I love Margherita pizza's. They taste fresh and are very simple in their ingredients. I love the tang of the tomato, with the salt of the cheese, and the freshness of the basil. All of these together make your taste buds sing! You can of course add or take away from this, as with all the other recipes in here. I've never used fennel seeds and though it's an integral component in a lot of Italian dishes, I don't care for the flavor so I omit this.
1 13.8-ounce tube refrigerated pizza dough
1 tablespoon extra-virgin olive oil
1 12-ounce bag cherry tomatoes, stemmed
1 garlic clove, pressed
1/2 teaspoon fennel seeds, coarsely crushed in plastic bag
1/4 teaspoon dried crushed red pepper
1 4-ounce ball fresh mozzarella in water (ovoline), diced
4 ounces whole-milk mozzarella, diced
1/3 cup chopped fresh basil leaves plus small leaves for garnish
Preparation
Position rack in top third of oven and preheat to 425°F. Unroll dough on heavy large baking sheet; pull to about 12x8-inch rectangle, pinching any tears to seal. Fold over edge of dough to make border.

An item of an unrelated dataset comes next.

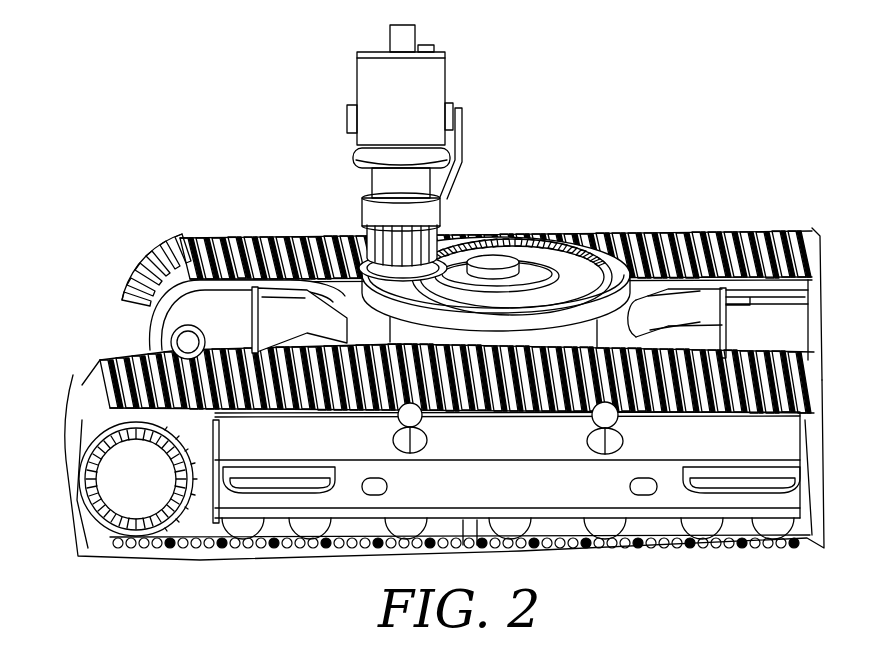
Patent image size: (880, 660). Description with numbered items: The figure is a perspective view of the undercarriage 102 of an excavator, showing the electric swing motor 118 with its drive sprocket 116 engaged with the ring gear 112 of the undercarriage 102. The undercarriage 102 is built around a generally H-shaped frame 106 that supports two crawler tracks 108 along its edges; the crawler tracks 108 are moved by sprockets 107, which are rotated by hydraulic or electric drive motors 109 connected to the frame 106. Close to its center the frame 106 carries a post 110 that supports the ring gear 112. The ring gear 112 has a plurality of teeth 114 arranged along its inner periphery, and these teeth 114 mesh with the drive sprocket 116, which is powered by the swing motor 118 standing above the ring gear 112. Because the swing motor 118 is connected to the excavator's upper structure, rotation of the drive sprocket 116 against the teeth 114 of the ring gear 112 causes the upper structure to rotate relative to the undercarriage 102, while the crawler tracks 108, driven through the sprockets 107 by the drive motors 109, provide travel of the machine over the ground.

Heat large skillet over high heat 2 minutes. Add oil, then tomatoes; sprinkle with salt and pepper. Sauté until tomatoes are charred and beginning to break down, about 5 minutes. Transfer to large bowl. Mix in garlic, fennel, and crushed red pepper. Using back of fork, crush tomatoes in bowl, leaving large chunks intact. Season mixture with salt and pepper. Toss cheeses and chopped basil in medium bowl.
Sprinkle cheese mixture evenly over dough, right up to border. Spoon on tomato mixture in dollops, leaving some cheese uncovered. Bake pizza until crust is crisp and brown, 25 to 30 minutes.
Loosen pizza with metal spatula and slide onto board. Garnish with basil leaves.